D.Klinghoffer: Finally he makes a design argument -- not that he intends it as such -- that I for one hadn't heard before:

Nesse: I am amazed, Richard, that what we call metazoans, multi-celled organisms, have actually been able to evolve, and the reason [for amazement] is that bacteria and viruses replicate so quickly -- a few hours sometimes, they can reproduce themselves -- that they can evolve very, very quickly. And we're stuck with twenty years at least between generations. How is it that we resist infection when they can evolve so quickly to find ways around our defenses?
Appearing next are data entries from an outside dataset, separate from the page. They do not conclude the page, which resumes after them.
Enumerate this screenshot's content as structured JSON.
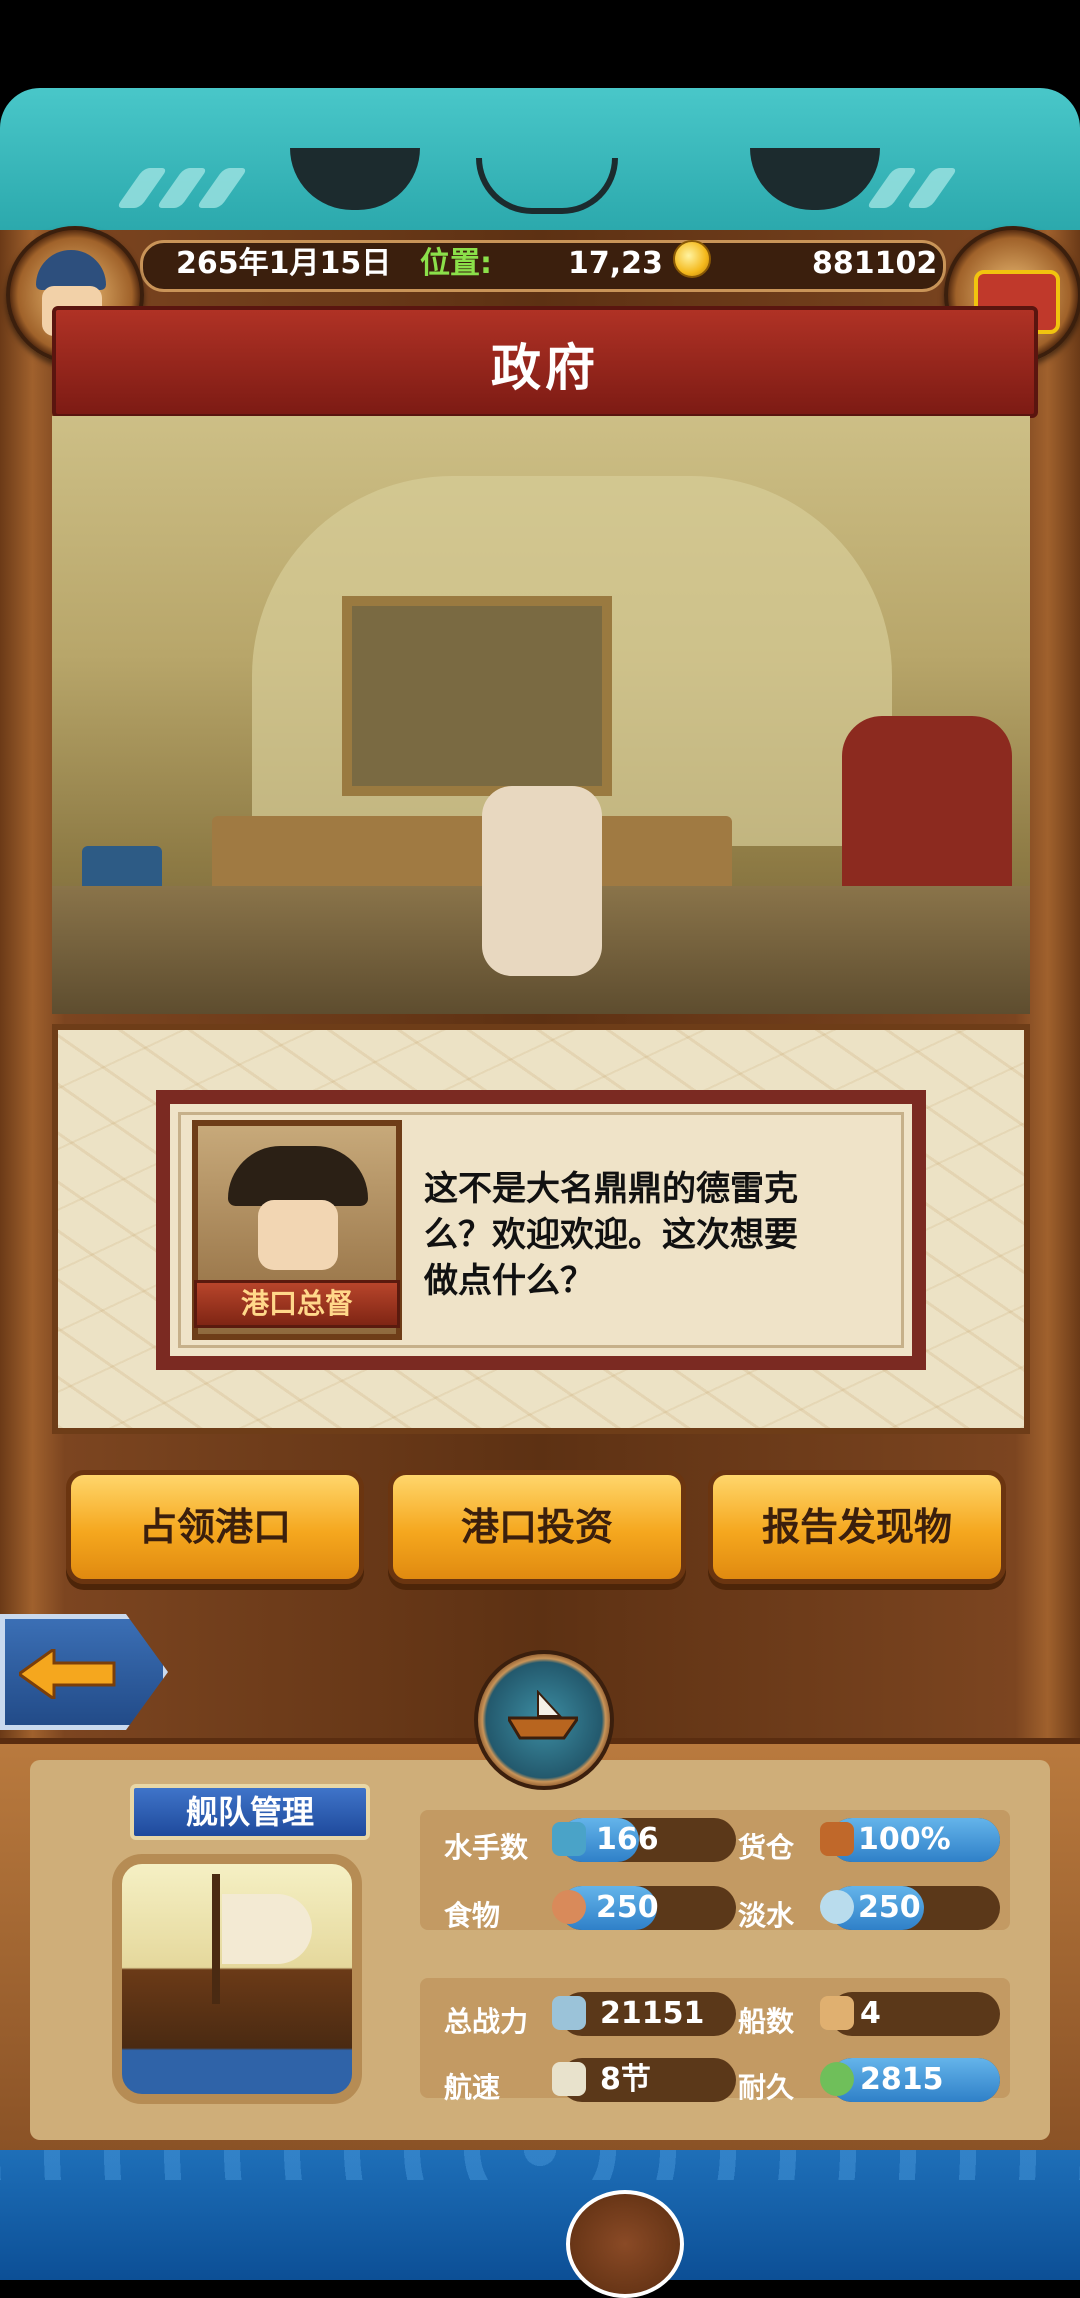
{
  "header": {
    "date": "265年1月15日",
    "position_label": "位置:",
    "position_value": "17,23",
    "gold": "881102"
  },
  "title": "政府",
  "dialog": {
    "speaker": "港口总督",
    "text": "这不是大名鼎鼎的德雷克么？欢迎欢迎。这次想要做点什么？"
  },
  "actions": [
    "占领港口",
    "港口投资",
    "报告发现物"
  ],
  "fleet": {
    "title": "舰队管理",
    "stats": [
      {
        "label": "水手数",
        "value": "166",
        "icon": "sailor-icon",
        "fill": 0.45
      },
      {
        "label": "货仓",
        "value": "100%",
        "icon": "crate-icon",
        "fill": 1.0
      },
      {
        "label": "食物",
        "value": "250",
        "icon": "meat-icon",
        "fill": 0.55
      },
      {
        "label": "淡水",
        "value": "250",
        "icon": "water-jug-icon",
        "fill": 0.55
      },
      {
        "label": "总战力",
        "value": "21151",
        "icon": "sword-icon",
        "fill": 0
      },
      {
        "label": "船数",
        "value": "4",
        "icon": "ship-count-icon",
        "fill": 0
      },
      {
        "label": "航速",
        "value": "8节",
        "icon": "sail-icon",
        "fill": 0
      },
      {
        "label": "耐久",
        "value": "2815",
        "icon": "wreath-icon",
        "fill": 1.0
      }
    ]
  },
  "colors": {
    "accent_orange": "#f5a71e",
    "title_red": "#9a2519",
    "stat_blue": "#2f80c8",
    "wood": "#6b3a17"
  }
}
"Amazing" is the right word. He's talking about the origins of multi-celled organisms like us: How did we ever survive, under a Darwinian view, long enough to escape being consumed by creatures that reproduce so much more quickly? [and how do we keep surviving? ; Box]

Nesse: What exactly that transition was between one-celled organisms or few-celled organisms and multi-celled organisms -- the ability of an immune system to protect us from things that evolve so much faster than we do, that want to have us for lunch -- must be very crucial in the origins of life.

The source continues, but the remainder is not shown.